Weeknotes 26 - Geological Disneyland
- Here’s my hypothesis about the US. From any place you only need to drive for at most two hours to see a natural or a geological wonder. California is definitely a geological Disneyland.
- My partner and I just visited the geological Disneyland. On the way to the Mojave desert we listened to a podcast about a phone booth in the middle of Mojave. It was fun thinking about how few unconnected places remain today.
- We briefly visited Red Rock Canyon State Park, where Cater 2 U by Destiny’s Child was filmed. The desert was hot and inhospitable.
- From the Red Rock Canyon State Park leaflet: “First time visitors may think of the desert as an empty and uninteresting badland. However, appreciation and interest grows as one becomes more acquainted with the area and the extreme conditions in which the different biotic communities exist”.
- I’m currently reading Roadside Geology of Southern California. I’ve never lived in an area with active volcanic or seismic activity, so I find reading about the impact of those processes on the land fascinating. Did you know that during the 1971 San Fernando earthquake the nearby mountains rose 8 feet? That’s scary and kind of incredible to think about.

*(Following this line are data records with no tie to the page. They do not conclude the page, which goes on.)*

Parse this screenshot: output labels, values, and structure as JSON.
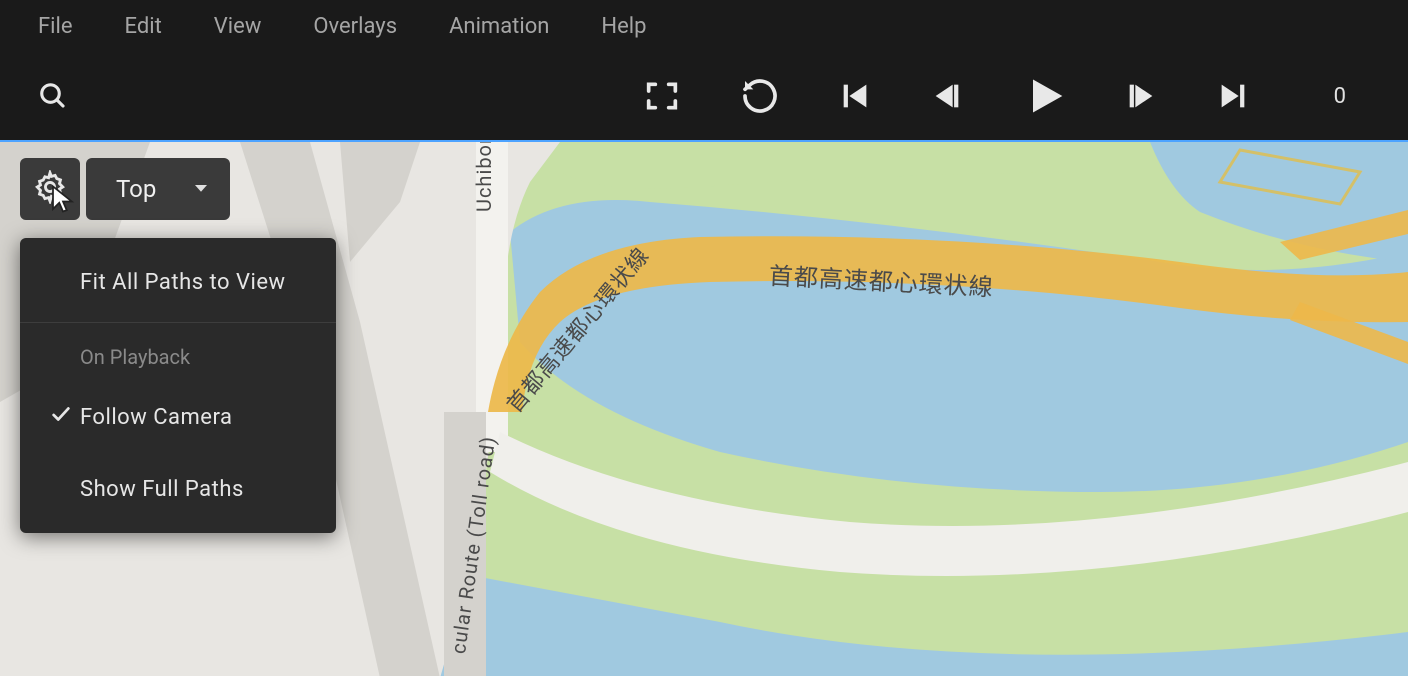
{
  "menubar": {
    "items": [
      "File",
      "Edit",
      "View",
      "Overlays",
      "Animation",
      "Help"
    ]
  },
  "toolbar": {
    "frame_counter": "0"
  },
  "view_controls": {
    "selected_view": "Top"
  },
  "settings_menu": {
    "fit_paths_label": "Fit All Paths to View",
    "section_label": "On Playback",
    "follow_camera_label": "Follow Camera",
    "show_full_paths_label": "Show Full Paths",
    "follow_camera_checked": true,
    "show_full_paths_checked": false
  },
  "map": {
    "road_labels": {
      "vertical_street": "Uchibori Dori",
      "highway_left_segment": "首都高速都心環状線",
      "highway_right_segment": "首都高速都心環状線",
      "highway_vertical_segment": "cular Route (Toll road)"
    }
  }
}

- I wouldn’t know what to do during an earthquake, but luckily online strangers put a lot of effort into helping me understand the basics. There’s a podcast too, which seems like a great way to spread the knowledge.
- Alice Bartlett linked to the White Fragility lecture by Robin D’Angelo. I’m reading White Fragility in a book format because I hate video. Its focus is on the US, which makes it easy for people in the UK to be dismissive of some of the ideas. This is why Reni Eddo-Lodge’s Why I’m No Longer Talking To White People About Race is absolutely essential to understanding racism in Britain.